With the introduction of HTML5 and its implementation in all major web browsers, it's becoming clear that Adobe is now in a place where a lack of innovation from the company could cause not only a loss of profit for Adobe, but also the eventual abandonment and deprecation of the product "Adobe Flash" by every product and service that currently supports it.

Properly implemented HTML5 technology now handles video just as it handles images, besides the pragmatic points on advances of HTML5 technology; the most prominent appeals of HTML5 are much the same as HTML itself, its open nature.

Omitting server costs and internet bandwidth; with HTML5 individuals can now easily create successful web services like YouTube, by simply hosting videos encoded in the Free Ogg Theora video format with Vorbis audio (such videos will play in Mozilla Firefox, Google Chrome, and Opera) or the proprietary H.264 video format with the proprietary ACC audio format (such videos will play in Google Chrome, Apple Safari, and likely, soon Internet Explorer).

Adobe can't expect to use their proprietary software to compete with Free Software in this age of new and Free technology, where users are expecting to simply use an HTML editor to create any web product or service they want.

Adobe Flash is still dominant in online videos, web-based video games, and other web-based services. Web-based video is a large area Adobe is about to lose. And other services such as web-based video games are about to see new HTML5 technologies such as faster JavaScript, Canvas, WebGL, and vector graphics being more widely implemented and used. Adobe will lose this area as well.

Adobe can no longer compete, Adobe can only cooperate. And that's a beautiful thing.

Adobe can continue to dominate all of these areas if the Adobe Flash plugin simply gets released as Free Software, and for Adobe to allow Free Software development of Flash animation programs.

There are only a few problems web browser developers and users have with Adobe Flash.

1. Performance.

2. Stability.
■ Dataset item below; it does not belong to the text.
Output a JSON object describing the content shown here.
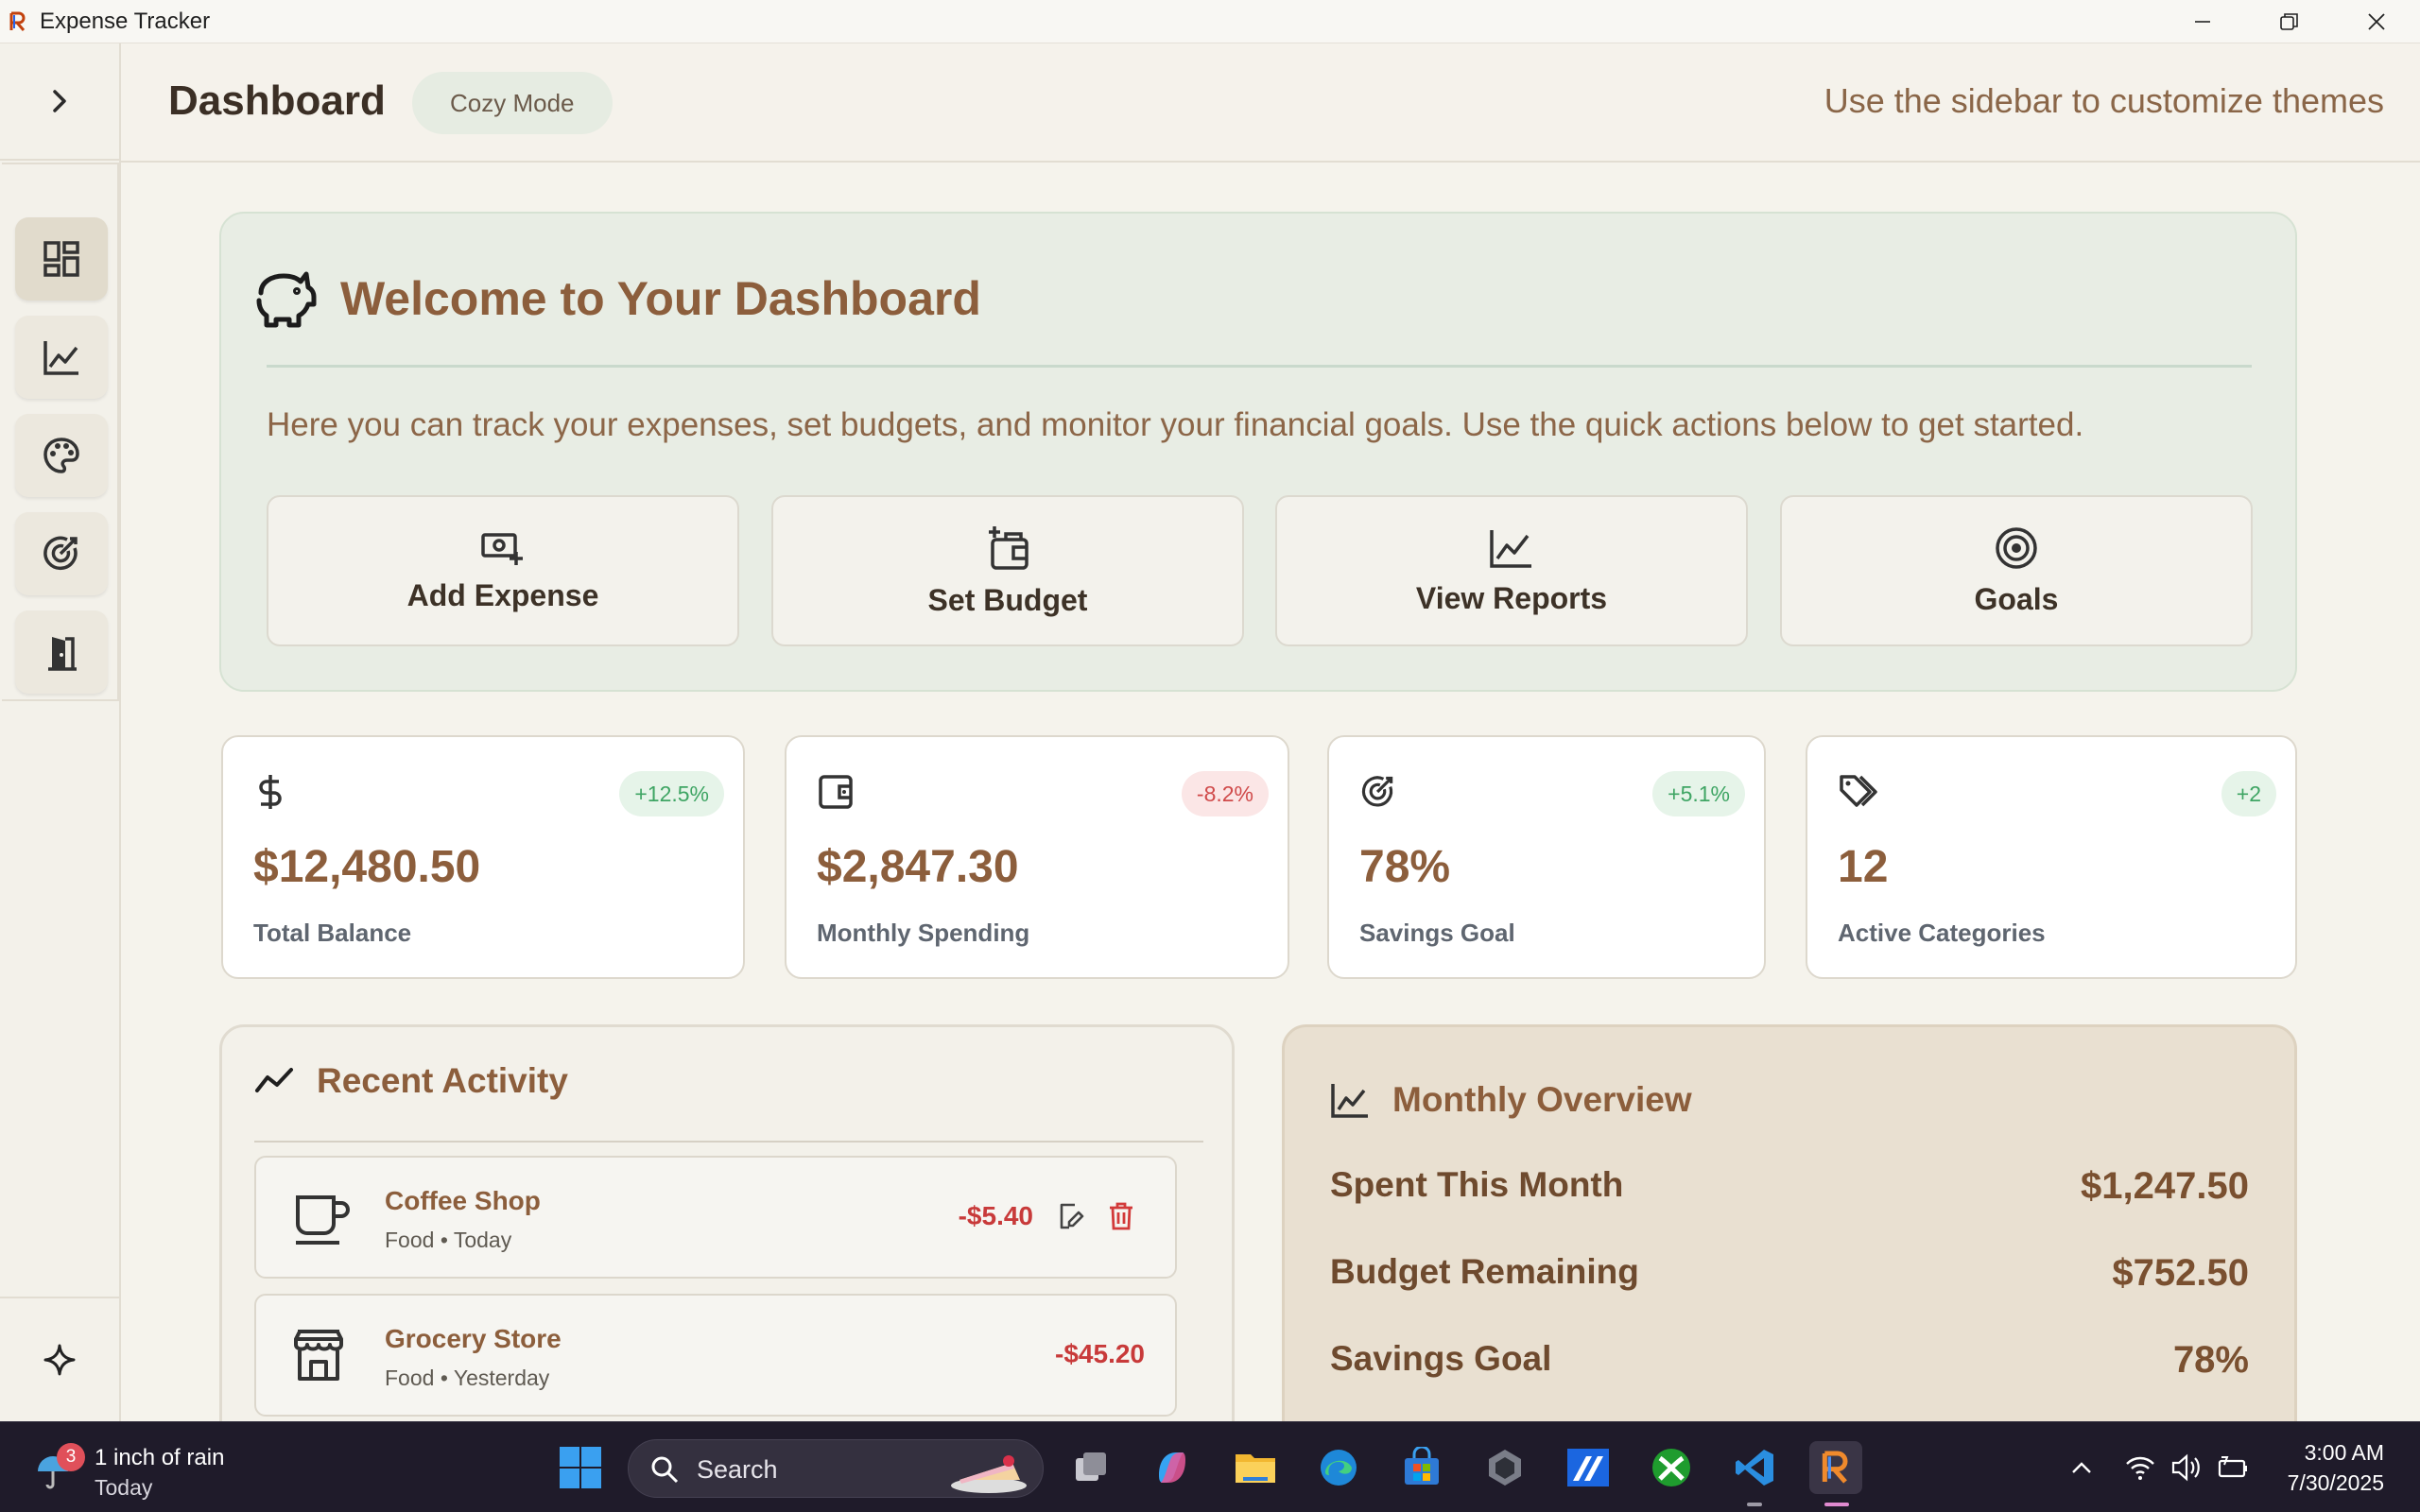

Due to poor implementation in the browser.

3. Need for a Plugin. Having to download and update a plugin.

4. Platform Compatibility. There are long standing bugs in the GNU/Linux version.

5. Need for Expensive Proprietary Software. To develop Flash content.
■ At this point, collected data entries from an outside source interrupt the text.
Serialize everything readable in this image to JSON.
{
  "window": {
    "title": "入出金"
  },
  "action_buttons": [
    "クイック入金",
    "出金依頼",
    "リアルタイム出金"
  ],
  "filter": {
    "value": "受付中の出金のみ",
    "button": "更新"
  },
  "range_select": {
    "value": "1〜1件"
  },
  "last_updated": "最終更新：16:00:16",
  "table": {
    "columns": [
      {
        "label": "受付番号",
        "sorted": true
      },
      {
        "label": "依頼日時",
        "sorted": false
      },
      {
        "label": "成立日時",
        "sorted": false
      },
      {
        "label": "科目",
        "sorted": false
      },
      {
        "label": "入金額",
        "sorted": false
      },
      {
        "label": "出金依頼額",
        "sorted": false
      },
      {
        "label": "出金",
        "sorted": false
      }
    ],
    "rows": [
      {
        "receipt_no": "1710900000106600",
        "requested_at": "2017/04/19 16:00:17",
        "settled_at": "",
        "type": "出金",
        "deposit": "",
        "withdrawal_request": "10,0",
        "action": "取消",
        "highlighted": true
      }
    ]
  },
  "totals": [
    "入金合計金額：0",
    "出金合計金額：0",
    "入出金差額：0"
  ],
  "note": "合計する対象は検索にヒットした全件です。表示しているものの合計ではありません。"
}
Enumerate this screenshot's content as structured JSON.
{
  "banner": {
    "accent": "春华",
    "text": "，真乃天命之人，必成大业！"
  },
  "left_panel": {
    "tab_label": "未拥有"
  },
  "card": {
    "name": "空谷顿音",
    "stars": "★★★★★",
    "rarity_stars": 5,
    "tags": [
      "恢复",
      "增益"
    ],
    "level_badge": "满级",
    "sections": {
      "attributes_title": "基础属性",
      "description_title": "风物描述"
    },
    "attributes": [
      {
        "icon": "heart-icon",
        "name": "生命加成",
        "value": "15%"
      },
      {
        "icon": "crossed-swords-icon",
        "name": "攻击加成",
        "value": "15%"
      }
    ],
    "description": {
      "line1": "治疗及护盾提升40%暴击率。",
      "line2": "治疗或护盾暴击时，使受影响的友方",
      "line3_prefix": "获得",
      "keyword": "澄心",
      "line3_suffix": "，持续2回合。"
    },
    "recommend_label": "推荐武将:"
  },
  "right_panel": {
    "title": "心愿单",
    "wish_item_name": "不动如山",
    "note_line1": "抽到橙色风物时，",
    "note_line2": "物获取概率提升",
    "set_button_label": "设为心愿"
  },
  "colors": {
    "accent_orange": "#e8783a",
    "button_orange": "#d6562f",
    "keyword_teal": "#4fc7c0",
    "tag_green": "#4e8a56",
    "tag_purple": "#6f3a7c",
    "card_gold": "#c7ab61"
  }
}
To solve all of these problems is as simple as Flash becoming part of the browser. Google Chrome is now taking this approach, but this approach is not acceptable to Mozilla, as Adobe Flash is proprietary software. So while Adobe may gain Chrome's 5.13%, Adobe cannot gain Mozilla's near 25%.

Adobe's only choice is to make their software Free Software, or lose profit and market share to HTML5. Successfully handing their profits to Mozilla, Google, Apple and Microsoft. And that's your choice Adobe.